4. DATA SUBJECT’S RIGHTS
The Website user shall be entitled to exercise his/her rights according to the EU regulation 2016/679, Chapter III, Article 15 and following, according to the terms and conditions set by the laws in force. Namely, he/she shall have the right to:
- partially or totally object, for legitimate grounds, to the processing of data concerning him/her for purposes of sending advertising material or direct selling or for purposes of market research or business communication;
- obtain confirmation as to whether or not personal data concerning him or her are being processed (right of access);
- know from which source the personal data originate;
- obtain clear communications;
- obtain information about the logic involved, as well as the means and purposes of such processing;
- obtain the update, the erasure, the rectification, as well as the right to have incomplete personal data completed, or have such personal data concerning him/her be anonymised. He/she shall also have the right to obtain a data stoppage concerning Data being processed and infringing any law, and the data being no longer required for the purposes for which they have been collected;
- where the data processing is not based on the data subject’s consent, he/she shall have the right to receive the data he/she has provided to the Data Controller, in a structured, commonly used by an electronic device and machine-readable format for a data processor, only paying for the support provided;
- generally speaking, he/she shall be entitled to exercise all rights being enforceable according to the laws in force.
Where Data are being processed on grounds of any legitimate interest, the data subjects’ rights shall be ensured in any case (other than the right to data portability, which is not provided for by any legislation or regulation, GDPR included), with a special view to the right to object to the processing, which can be exercised by sending a request to the Data Controller to that regard.
Right to lodge a complaint
Every data subject shall have the right to lodge a complaint with a supervisory authority (Article 77 of GDPR) or to an effective judicial remedy (Article 79 of GDPR) if he/she considers that the processing of Data relating to him/her, which is performed by means of this Website, infringes the above said EU regulation.

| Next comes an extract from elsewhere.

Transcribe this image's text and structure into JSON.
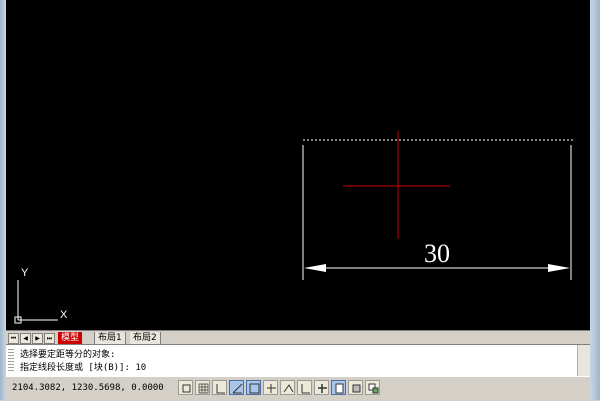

The above mentioned rights may be exercised by writing to eXact learning solutions SpA at the following address: via Cimarosa n. 4, 20144 Milano (Italia), or by sending an email to: firstname.lastname@example.org
It is understood that where the data subject makes the request by electronic means, the information shall be provided in a commonly used electronic form.
5. PLACE OF PROCESSING
Data will be processed at the Data Controller’s operational headquarters and everywhere the processors are placed. Please contact the Data Controller for any further information.
6. IDENTITY AND CONTACT DETAILS OF THE DATA CONTROLLER
The Data Controller is eXact learning solutions SpA,, whose legal representative is Mr. Valerio Torda, registered office in via D. Cimarosa n. 4 20144 Milano (Italia).
7. EXTERNAL DATA PROCESSOR
Computer infrastructure is being managed by EKO Srl, registered office in Via A. Saffi, 21 – 20123 Milano (Italia), who are in charge of processing Data on behalf of the Data Controller and act in compliance with the European legislation.